I despise movies like Unseen. I loathe movies that expose the appalling evil lurking in the world. I hate being reminded that awful people take advantage of those who are at a disadvantage. I am disgusted by folks who pull one over on those who see a light at the end of their bleak tunnel only to find a one-way ticket to a nightmare.
But movies like Unseen are necessary. We need to be reminded, no matter how unpleasant the subject matter, that real evil exists in the world, just waiting for the right moment to pounce upon the desperate.
Based on true events, the short film, written and directed by Elizabeth Blake-Thomas, is the story of an average American teenager. Like many ordinary teens, Carly (Rhyon Nicole Brown) can’t wait to escape her humdrum hometown, located in this case, in rural Utah. The teenager submits her picture to a “model casting call” passing through her area and is immediately scheduled for an interview. Sound suspicious?
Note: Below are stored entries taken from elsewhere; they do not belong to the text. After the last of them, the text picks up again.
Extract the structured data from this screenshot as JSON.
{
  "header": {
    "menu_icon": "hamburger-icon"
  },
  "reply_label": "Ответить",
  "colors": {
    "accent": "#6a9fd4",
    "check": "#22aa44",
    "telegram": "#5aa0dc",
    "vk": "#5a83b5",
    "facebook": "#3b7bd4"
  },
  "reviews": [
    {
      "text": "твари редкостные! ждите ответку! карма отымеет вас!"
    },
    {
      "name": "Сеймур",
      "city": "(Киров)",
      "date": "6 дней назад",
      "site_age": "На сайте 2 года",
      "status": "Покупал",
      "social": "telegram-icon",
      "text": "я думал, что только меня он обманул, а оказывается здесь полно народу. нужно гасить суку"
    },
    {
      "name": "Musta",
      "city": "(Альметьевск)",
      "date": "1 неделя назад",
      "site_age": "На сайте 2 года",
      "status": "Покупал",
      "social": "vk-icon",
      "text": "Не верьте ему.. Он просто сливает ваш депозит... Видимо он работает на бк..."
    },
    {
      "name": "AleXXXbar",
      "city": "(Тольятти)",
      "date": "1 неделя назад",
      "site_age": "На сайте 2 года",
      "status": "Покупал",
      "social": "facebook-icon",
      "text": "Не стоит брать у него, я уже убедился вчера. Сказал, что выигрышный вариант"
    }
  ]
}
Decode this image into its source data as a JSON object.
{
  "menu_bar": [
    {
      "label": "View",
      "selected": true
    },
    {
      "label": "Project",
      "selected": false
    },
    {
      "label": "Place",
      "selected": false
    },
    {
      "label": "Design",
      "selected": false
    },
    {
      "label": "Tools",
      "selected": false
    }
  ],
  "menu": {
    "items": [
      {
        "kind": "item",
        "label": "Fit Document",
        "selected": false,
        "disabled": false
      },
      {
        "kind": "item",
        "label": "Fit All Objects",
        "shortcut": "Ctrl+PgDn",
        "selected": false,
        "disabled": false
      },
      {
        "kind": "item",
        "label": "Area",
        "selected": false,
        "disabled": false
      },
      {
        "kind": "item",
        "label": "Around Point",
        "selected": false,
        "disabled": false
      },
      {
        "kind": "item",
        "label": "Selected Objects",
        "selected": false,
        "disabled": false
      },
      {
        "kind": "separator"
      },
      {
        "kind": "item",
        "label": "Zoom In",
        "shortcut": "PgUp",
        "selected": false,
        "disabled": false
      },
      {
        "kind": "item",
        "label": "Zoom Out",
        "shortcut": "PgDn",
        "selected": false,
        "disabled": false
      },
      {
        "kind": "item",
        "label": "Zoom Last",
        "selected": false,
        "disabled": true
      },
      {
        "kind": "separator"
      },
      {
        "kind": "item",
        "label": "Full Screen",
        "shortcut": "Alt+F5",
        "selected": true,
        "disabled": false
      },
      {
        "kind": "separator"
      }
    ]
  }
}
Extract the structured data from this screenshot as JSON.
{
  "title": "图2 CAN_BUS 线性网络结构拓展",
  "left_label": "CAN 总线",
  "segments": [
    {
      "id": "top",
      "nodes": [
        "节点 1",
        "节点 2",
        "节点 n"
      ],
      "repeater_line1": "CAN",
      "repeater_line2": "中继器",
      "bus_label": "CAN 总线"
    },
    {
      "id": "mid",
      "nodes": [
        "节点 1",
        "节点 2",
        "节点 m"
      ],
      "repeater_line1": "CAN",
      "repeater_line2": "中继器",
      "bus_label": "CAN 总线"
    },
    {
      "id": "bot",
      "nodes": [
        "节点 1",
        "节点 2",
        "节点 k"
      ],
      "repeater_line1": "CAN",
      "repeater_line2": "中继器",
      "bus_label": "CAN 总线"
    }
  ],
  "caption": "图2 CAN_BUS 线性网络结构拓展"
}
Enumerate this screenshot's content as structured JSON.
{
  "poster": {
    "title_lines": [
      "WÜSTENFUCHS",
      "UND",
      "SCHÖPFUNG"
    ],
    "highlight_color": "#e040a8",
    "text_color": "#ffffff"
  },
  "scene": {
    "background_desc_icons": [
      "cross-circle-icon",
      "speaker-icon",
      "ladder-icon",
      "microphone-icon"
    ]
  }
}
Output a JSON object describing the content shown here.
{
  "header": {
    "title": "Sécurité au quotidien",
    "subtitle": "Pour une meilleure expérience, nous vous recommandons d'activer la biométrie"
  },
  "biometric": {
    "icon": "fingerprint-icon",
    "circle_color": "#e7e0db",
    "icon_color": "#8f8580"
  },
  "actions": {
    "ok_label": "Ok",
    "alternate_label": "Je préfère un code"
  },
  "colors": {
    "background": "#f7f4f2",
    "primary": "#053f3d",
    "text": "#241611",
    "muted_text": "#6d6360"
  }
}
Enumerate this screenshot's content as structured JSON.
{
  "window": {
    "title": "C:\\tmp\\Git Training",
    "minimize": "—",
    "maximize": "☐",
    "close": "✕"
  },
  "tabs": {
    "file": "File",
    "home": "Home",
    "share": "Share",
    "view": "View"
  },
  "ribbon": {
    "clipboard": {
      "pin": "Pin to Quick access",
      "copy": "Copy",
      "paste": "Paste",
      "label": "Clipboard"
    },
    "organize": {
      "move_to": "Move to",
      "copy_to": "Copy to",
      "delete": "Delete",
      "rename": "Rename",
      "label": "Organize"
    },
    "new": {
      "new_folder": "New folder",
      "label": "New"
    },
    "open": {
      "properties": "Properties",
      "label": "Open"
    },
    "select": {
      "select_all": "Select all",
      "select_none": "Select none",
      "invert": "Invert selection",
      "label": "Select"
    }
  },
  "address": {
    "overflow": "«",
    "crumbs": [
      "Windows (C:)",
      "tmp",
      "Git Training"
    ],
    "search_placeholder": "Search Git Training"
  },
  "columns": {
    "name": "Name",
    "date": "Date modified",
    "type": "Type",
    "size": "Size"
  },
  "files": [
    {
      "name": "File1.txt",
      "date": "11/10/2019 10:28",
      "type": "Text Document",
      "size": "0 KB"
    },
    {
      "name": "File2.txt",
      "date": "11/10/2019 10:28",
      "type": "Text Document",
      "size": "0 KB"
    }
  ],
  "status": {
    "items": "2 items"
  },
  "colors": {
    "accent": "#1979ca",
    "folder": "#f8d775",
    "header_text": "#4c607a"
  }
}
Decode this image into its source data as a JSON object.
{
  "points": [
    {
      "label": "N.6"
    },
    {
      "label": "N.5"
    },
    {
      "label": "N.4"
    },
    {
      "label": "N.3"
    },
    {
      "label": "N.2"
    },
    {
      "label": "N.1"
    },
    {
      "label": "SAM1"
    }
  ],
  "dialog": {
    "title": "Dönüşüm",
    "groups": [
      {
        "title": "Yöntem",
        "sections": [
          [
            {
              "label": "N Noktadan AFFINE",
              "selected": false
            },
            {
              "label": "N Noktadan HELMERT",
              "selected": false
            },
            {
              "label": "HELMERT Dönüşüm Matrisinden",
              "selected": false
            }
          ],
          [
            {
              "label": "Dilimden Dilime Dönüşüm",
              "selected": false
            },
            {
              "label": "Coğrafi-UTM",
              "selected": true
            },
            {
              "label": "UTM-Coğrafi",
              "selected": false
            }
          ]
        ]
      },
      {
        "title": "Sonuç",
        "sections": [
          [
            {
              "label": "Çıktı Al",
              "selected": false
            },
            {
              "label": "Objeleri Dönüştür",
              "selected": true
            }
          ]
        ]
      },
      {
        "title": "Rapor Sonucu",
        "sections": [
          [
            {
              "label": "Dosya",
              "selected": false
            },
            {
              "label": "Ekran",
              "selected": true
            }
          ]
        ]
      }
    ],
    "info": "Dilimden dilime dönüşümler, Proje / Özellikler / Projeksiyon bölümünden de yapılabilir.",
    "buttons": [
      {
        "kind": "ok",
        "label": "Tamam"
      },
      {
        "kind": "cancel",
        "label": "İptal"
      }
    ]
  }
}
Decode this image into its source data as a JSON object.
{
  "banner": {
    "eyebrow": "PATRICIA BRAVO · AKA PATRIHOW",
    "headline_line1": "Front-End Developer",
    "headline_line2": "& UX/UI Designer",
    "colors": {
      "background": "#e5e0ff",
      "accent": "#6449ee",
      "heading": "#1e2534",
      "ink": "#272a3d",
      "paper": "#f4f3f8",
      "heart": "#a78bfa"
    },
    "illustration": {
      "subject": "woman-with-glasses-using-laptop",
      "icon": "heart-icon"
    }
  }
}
It should.
“…submits her picture to a ‘model casting call’ passing through her area and is immediately scheduled for an interview.”
Once in the room for her “interview” with the “casting agent,” a sinister but glamorous appearing European beauty, Carly’s fate is sealed. She will join the unfortunate club of dozens of other girls who are trafficked for sex daily. A coda at the end of the film informs us, “a new child is prepped for sex trafficking every 2 minutes.” Sobering stuff.
Carly submits her picture via Instagram, prompting Unseen to specifically emphasize the role that social media plays in the trafficking of underage girls for sex. Blake-Thomas does an excellent job of exploring how social media predators prey upon the primary outlet of today’s lonely teenagers. In doing so, these sickos can easily target and lure young women and girls into their depraved world.
Brown is nicely effective as the innocent Carly. Her expressive eyes, particularly in the “interview” scene, register excitement, apprehension, and guilt (for lying to her mother that she is elsewhere), all in one. Carly’s relationship with her mother, Louise (Yolanda Wood), is tender and affectionate, and we can see how much Louise cares about her daughter. In portraying a single mother trying to do her best by her daughter, Wood has a comfortable presence and makes your heartbreak when she realizes that her daughter is in perilous danger.
Truthfully though, I hate that movies like Unseen need to be made. But they must be made, and we need to watch them.
"…I hate that movies like Unseen need to be made."